Strategies Against Coercion & Solidarity
00:55:43
Speaker
What does that mean? Knowing ahead of time allows you to be prepared in case of emergency. Okay. So how will that come into play in these situations, in your opinion?
00:55:54
Speaker
Because you go through and you see what the 36 strategies are that are identified. oh And you see you see what I'm saying? Yeah. Yeah. Yeah, now I get you.
00:56:05
Speaker
Okay, cool. I'll read it too. But this is the more reason to to educate or like to proliferate this perception that we are entitled to say no. like It is our prerogative.
00:56:18
Speaker
Exactly but that's right. that's not me trying to say that like the victims of these guys didn't know that they can say no, of course. Right. And that's the thing. is like So the table two...
00:56:31
Speaker
is ah table two, strategies used by men to get unwilling and non-consenting women to have sex. And then they list 36 strategies. So go through and read them and see how familiar some of these are and be unsurprised at how much pressure and intimidation you've had to navigate as a woman who just wanted to explore her budding sexuality.
00:56:55
Speaker
You know, we should be able to explore and be safe. But a lot of times being in these situations, as you all know, ah could lead to some really unwelcome outcomes. So let's get informed. Let's spread the word. Let's keep having these conversations. I'm so glad we're alive in this time and in this era, Patricia. I'm just so happy that I got to i got to witness a time in life where women could finally start to unionize. That's what I'm always going to advocate. We need to unionize as a sex.
00:57:24
Speaker
Yeah, definitely. And another thing that jumped out when you were reading the abstract is that they didn't experience any negative outcomes, right? Correct. If maybe the only thing that we can do without ah costing it without it costing us too much is to ignore the person, ostracize them, and make them feel like shit when we see them, that's at least something.
00:57:48
Speaker
I don't know. This is very troubling. It's very troubling. And I think it just goes to, you know, we we have been um underreacting, I would say. And I understand why. But I think you're right. Any and all ways of waging war against these injustices, ah we got to we got to exploit them to the nth degree.
00:58:08
Speaker
Yeah, you're very right.

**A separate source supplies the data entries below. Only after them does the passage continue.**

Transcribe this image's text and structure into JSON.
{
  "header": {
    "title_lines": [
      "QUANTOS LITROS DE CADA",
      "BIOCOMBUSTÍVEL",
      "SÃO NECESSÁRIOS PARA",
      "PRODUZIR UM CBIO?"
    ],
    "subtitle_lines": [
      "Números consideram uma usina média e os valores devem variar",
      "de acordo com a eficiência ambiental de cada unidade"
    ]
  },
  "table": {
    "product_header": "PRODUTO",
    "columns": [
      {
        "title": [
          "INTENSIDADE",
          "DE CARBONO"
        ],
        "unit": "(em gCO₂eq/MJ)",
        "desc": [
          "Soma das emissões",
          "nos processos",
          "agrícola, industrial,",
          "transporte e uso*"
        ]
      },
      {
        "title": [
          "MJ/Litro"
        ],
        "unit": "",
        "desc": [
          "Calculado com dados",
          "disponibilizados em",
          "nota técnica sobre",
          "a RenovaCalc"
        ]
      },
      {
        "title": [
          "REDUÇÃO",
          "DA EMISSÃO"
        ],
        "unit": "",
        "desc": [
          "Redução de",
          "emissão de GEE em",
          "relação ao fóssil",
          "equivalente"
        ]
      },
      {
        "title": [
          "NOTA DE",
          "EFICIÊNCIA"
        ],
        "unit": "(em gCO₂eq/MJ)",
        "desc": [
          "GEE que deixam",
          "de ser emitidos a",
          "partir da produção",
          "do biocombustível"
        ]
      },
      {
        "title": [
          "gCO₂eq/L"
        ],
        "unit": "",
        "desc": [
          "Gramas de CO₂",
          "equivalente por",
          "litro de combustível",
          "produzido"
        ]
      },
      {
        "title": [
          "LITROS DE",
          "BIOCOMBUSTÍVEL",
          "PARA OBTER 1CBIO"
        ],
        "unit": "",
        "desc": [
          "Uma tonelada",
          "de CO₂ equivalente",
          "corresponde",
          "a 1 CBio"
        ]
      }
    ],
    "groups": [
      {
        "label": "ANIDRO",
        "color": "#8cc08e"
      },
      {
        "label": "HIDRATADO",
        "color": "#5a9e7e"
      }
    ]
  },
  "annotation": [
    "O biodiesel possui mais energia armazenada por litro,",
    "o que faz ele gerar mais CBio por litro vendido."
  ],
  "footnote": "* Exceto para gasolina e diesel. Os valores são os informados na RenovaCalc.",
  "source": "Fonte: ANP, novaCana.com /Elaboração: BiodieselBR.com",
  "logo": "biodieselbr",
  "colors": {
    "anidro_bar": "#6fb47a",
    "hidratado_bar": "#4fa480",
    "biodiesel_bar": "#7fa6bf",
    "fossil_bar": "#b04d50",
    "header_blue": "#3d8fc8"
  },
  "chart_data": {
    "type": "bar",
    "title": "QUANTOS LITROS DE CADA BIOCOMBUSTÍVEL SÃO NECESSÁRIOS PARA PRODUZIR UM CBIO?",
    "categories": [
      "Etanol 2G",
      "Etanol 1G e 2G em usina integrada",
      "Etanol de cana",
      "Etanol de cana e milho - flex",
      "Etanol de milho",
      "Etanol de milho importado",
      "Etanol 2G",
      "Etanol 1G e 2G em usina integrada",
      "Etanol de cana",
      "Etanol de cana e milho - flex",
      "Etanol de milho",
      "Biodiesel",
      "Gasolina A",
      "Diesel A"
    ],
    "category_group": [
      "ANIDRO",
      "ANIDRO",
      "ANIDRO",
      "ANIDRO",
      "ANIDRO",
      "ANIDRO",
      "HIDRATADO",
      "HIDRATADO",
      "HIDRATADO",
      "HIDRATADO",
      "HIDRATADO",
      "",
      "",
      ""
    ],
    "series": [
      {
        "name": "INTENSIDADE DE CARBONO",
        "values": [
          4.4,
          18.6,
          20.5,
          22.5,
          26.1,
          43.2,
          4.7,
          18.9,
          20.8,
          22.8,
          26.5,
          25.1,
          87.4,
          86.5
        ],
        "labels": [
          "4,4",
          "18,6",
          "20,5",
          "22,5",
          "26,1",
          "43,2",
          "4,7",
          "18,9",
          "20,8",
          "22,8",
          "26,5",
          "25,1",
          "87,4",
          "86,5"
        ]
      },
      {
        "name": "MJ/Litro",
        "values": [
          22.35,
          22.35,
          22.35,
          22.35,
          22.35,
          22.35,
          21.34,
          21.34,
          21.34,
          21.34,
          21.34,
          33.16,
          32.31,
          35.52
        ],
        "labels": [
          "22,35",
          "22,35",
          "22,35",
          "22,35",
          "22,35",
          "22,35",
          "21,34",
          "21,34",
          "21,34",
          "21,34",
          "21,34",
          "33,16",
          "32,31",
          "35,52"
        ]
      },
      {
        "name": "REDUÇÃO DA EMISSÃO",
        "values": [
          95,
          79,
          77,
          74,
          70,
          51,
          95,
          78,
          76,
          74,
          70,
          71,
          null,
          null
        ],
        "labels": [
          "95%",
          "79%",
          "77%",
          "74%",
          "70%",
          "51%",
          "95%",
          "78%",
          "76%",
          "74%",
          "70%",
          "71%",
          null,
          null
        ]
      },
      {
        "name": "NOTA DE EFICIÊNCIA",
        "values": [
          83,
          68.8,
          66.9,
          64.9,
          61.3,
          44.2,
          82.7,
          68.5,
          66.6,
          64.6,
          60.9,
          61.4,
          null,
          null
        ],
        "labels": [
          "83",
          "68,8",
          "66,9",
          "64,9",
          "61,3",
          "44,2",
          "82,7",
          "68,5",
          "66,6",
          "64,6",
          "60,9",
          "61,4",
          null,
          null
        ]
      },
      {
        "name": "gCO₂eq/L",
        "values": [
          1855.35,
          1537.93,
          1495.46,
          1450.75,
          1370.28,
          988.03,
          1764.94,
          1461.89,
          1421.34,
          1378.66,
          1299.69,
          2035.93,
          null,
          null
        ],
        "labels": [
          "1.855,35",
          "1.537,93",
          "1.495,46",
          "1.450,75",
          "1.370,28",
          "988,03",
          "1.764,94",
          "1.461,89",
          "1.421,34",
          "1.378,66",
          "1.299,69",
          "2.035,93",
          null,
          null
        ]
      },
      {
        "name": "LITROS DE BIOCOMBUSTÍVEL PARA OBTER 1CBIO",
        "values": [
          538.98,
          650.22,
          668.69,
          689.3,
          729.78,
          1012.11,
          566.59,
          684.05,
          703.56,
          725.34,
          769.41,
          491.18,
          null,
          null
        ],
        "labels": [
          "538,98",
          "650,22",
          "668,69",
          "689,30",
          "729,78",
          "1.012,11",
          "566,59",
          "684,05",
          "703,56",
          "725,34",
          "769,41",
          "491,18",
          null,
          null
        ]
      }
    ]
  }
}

Because it goes under the radar, like for each woman that experienced this, she feels bad. She tries to get over it. Like, I don't know, after a few weeks and doing other things, distracting herself, distracting herself.
00:58:24
Speaker
And then that's it. um It's kind of like an untapped potential of like everybody that's been through this. yeahp But yeah, it's not that simple, hey? because And psychology knows. Psychology knows if you've been victimized once, you're more likely to be re-victimized.
00:58:43
Speaker
um And again, that's just because there are predators and they are looking for these indicators and these tells. And they know they know the reality probably far better than we even do, right? They're the ones talking amongst each other.
00:58:54
Speaker
on these discords and talking about how to drug and record and all this shit. So yeah, again, I'm just like, let's go for it. Ladies. Let's find all the ways we can Queens to bring down our wrath upon these, these absolute degenerate deviant individuals.
00:59:15
Speaker
It's time that they feel a a scintilla of what they visited upon us. Yeah. And with that, i think that's all I got to say for today. How are you feeling? Yeah, I'm a little upset, but that's not a bad thing.
00:59:28
Speaker
Thank you for listening in, Queens. We'll see you next time. And for all i love you folks out there listening, no means no. Fuck off and die mad. Thank you. That's right. France just had a new law that came in that says only yes means yes. And I think that's the new, that's going to be the new byword from FDS. Only yes means yes. The end. Enthusiastic consent. Absolutely. That's right.